Whether conduct has that effect is an objective decision on the part of the employment tribunal but one, under section 26(4) of the 2010 Act, in which three factors must be considered: i) how the recipient perceived the conduct, ii) other circumstances of the case, and iii) whether it is reasonable for the conduct to have that effect.
This was the issue in the recent case of Evans v Xactly Corporation Ltd [2018] UKEAT 0128_18_1508. The claimant, who had links with the travelling community, brought a claim of harassment related to race on the basis of comments directed to him whilst at work that he was “a fat ginger pikey.” Pikey is a pejorative term term related to the Irish traveller community (some background from the BBC website is here).
In the judgement (which relates just to a permission to appeal application) the EAT notes that the employment tribunal “entirely understood that on the face of it the “fat ginger pikey” comment is a derogatory, demeaning, unpleasant and a potentially discriminatory and harassing comment to make.” Indeed, exactly the same type of language in other contexts has been found to be racially aggravated criminal conduct.
However, despite this, the ET found that in the circumstances, including that the comment was made by a friend of the claimant’s and in a context of frequent other insulting comments by multiple comments from other parties that the comments did not amount to harassment. It is a decision the EAT endorsed.
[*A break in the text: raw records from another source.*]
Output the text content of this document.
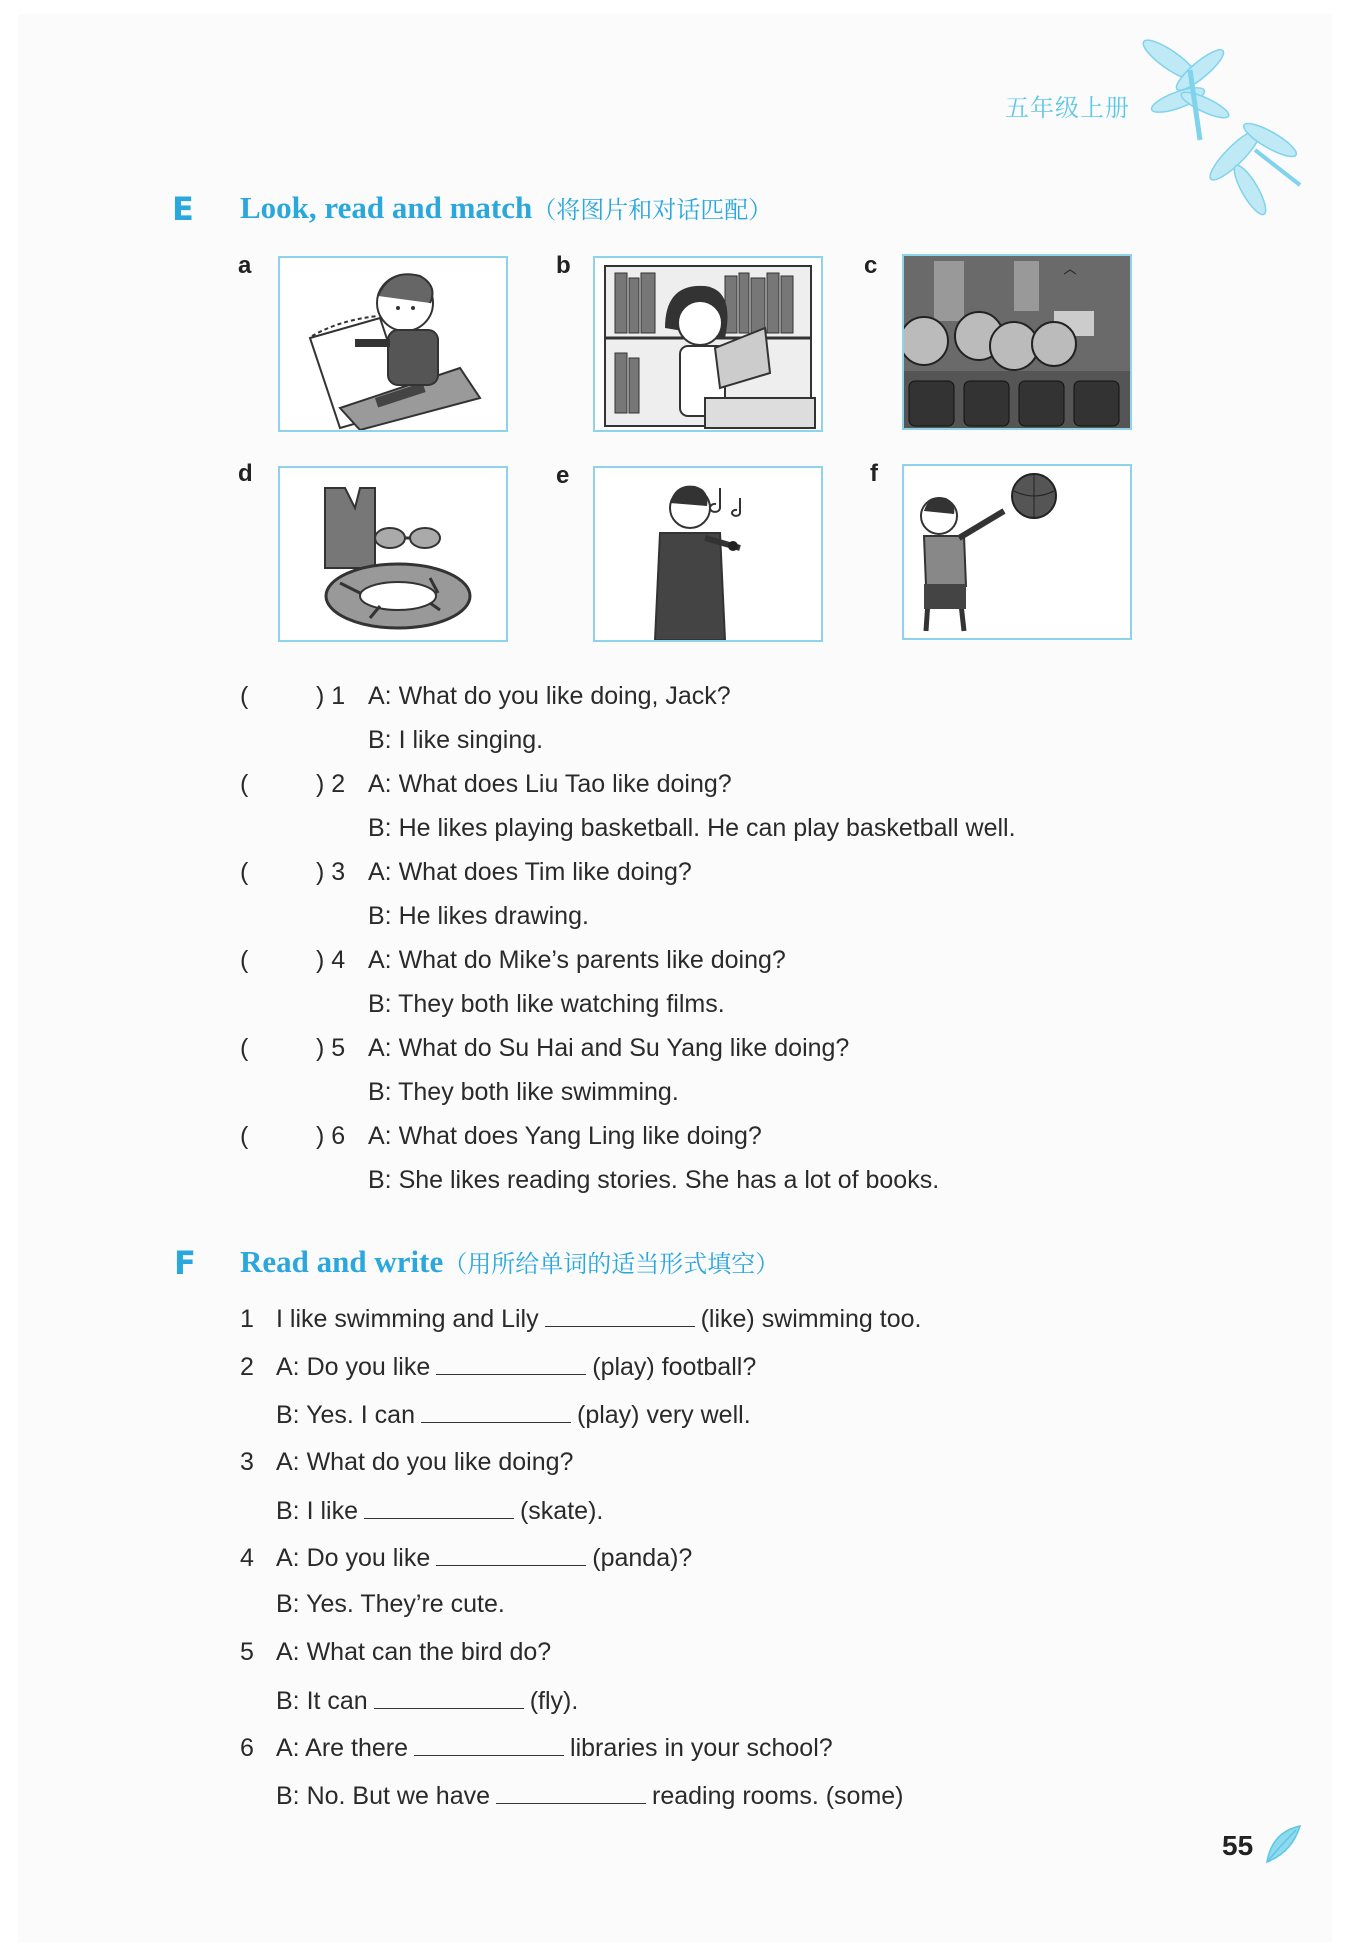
五年级上册
E Look, read and match（将图片和对话匹配）
a	b	c
d	e	f
(	) 1 A: What do you like doing, Jack?
B: I like singing.
(	) 2 A: What does Liu Tao like doing?
B: He likes playing basketball. He can play basketball well.
(	) 3 A: What does Tim like doing?
B: He likes drawing.
(	) 4 A: What do Mike’s parents like doing?
B: They both like watching films.
(	) 5 A: What do Su Hai and Su Yang like doing?
B: They both like swimming.
(	) 6 A: What does Yang Ling like doing?
B: She likes reading stories. She has a lot of books.
F Read and write（用所给单词的适当形式填空）
1 I like swimming and Lily	(like) swimming too.
2 A: Do you like	(play) football?
B: Yes. I can	(play) very well.
3 A: What do you like doing?
B: I like	(skate).
4 A: Do you like	(panda)?
B: Yes. They’re cute.
5 A: What can the bird do?
B: It can	(fly).
6 A: Are there	libraries in your school?
B: No. But we have	reading rooms. (some)
55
This is because, applying the previous EAT decision in Richmond Pharmacology v Dhaliwal [2009] UKEAT_0458_08 that set out that “Dignity is not necessarily violated by things said or done which are trivial or transitory, particularly where it should have been clear that any offence was unintended.”
On that basis given the facts it is perhaps understandable on the application of section 26(4) of the 2010 Act that the tribunal reached the view that the conduct vis a vis the claimant was reciprocated and ‘friendly’ and so not undermining of dignity (although perhaps it would have been different if another employee had complained) even though in most cases such conduct clearly would be.
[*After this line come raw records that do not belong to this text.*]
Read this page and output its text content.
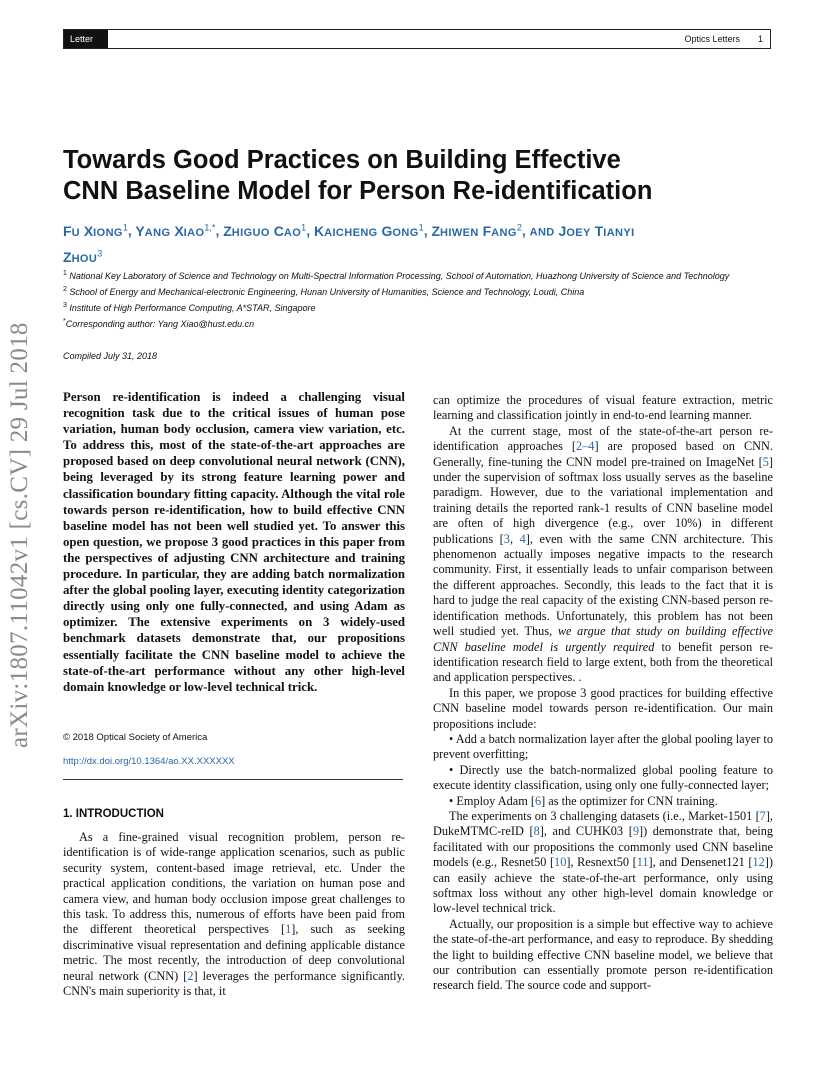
Letter	Optics Letters 1
arXiv:1807.11042v1 [cs.CV] 29 Jul 2018
Towards Good Practices on Building Effective
CNN Baseline Model for Person Re-identification
FU XIONG$^1$, YANG $XIAO^{1,*}$, ZHIGUO CAO$^1$, KAICHENG GONG$^1$, ZHIWEN FANG$^2$, AND JOEY TIANYI
ZHOU$^3$
$^1$ National Key Laboratory of Science and Technology on Multi-Spectral Information Processing, School of Automation, Huazhong University of Science and Technology
$^2$ School of Energy and Mechanical-electronic Engineering, Hunan University of Humanities, Science and Technology, Loudi, China
$^3$ Institute of High Performance Computing, A*STAR, Singapore
*Corresponding author: Yang Xiao@hust.edu.cn
Compiled July 31, 2018
Person re-identification is indeed a challenging visual recognition task due to the critical issues of human pose variation, human body occlusion, camera view variation, etc. To address this, most of the state-of-the-art approaches are proposed based on deep convolutional neural network (CNN), being leveraged by its strong feature learning power and classification boundary fitting capacity. Although the vital role towards person re-identification, how to build effective CNN baseline model has not been well studied yet. To answer this open question, we propose 3 good practices in this paper from the perspectives of adjusting CNN architecture and training procedure. In particular, they are adding batch normalization after the global pooling layer, executing identity categorization directly using only one fully-connected, and using Adam as optimizer. The extensive experiments on 3 widely-used benchmark datasets demonstrate that, our propositions essentially facilitate the CNN baseline model to achieve the state-of-the-art performance without any other high-level domain knowledge or low-level technical trick.
© 2018 Optical Society of America
http://dx.doi.org/10.1364/ao.XX.XXXXXX
1. INTRODUCTION
As a fine-grained visual recognition problem, person re-identification is of wide-range application scenarios, such as public security system, content-based image retrieval, etc. Under the practical application conditions, the variation on human pose and camera view, and human body occlusion impose great challenges to this task. To address this, numerous of efforts have been paid from the different theoretical perspectives [1], such as seeking discriminative visual representation and defining applicable distance metric. The most recently, the introduction of deep convolutional neural network (CNN) [2] leverages the performance significantly. CNN's main superiority is that, it

can optimize the procedures of visual feature extraction, metric learning and classification jointly in end-to-end learning manner.

At the current stage, most of the state-of-the-art person re-identification approaches [2–4] are proposed based on CNN. Generally, fine-tuning the CNN model pre-trained on ImageNet [5] under the supervision of softmax loss usually serves as the baseline paradigm. However, due to the variational implementation and training details the reported rank-1 results of CNN baseline model are often of high divergence (e.g., over 10%) in different publications [3, 4], even with the same CNN architecture. This phenomenon actually imposes negative impacts to the research community. First, it essentially leads to unfair comparison between the different approaches. Secondly, this leads to the fact that it is hard to judge the real capacity of the existing CNN-based person re-identification methods. Unfortunately, this problem has not been well studied yet. Thus, we argue that study on building effective CNN baseline model is urgently required to benefit person re-identification research field to large extent, both from the theoretical and application perspectives. .

In this paper, we propose 3 good practices for building effective CNN baseline model towards person re-identification. Our main propositions include:

• Add a batch normalization layer after the global pooling layer to prevent overfitting;

• Directly use the batch-normalized global pooling feature to execute identity classification, using only one fully-connected layer;

• Employ Adam [6] as the optimizer for CNN training.

The experiments on 3 challenging datasets (i.e., Market-1501 [7], DukeMTMC-reID [8], and CUHK03 [9]) demonstrate that, being facilitated with our propositions the commonly used CNN baseline models (e.g., Resnet50 [10], Resnext50 [11], and Densenet121 [12]) can easily achieve the state-of-the-art performance, only using softmax loss without any other high-level domain knowledge or low-level technical trick.

Actually, our proposition is a simple but effective way to achieve the state-of-the-art performance, and easy to reproduce. By shedding the light to building effective CNN baseline model, we believe that our contribution can essentially promote person re-identification research field. The source code and support-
Still, I find the decision troublesome. The notion that ostensibly racist comments should not (on a liability basis) be deemed to be unwanted because there was no complaint seems to unjustly shift the burden to the victim to prove they were unwanted and injurious to one’s dignity. Elsewhere this same issue was addressed in respect of alleged sexualised banter/harassment in Munchkins Restaurant Ltd & Anor v. Karmazyn & Ors [2010] UKEAT 0359_09_2801. In that case a number of complainants alleged they had been subject to sexual harassment at work in the form of discussion about their sex lives, with which it was acknowledged they had participated in.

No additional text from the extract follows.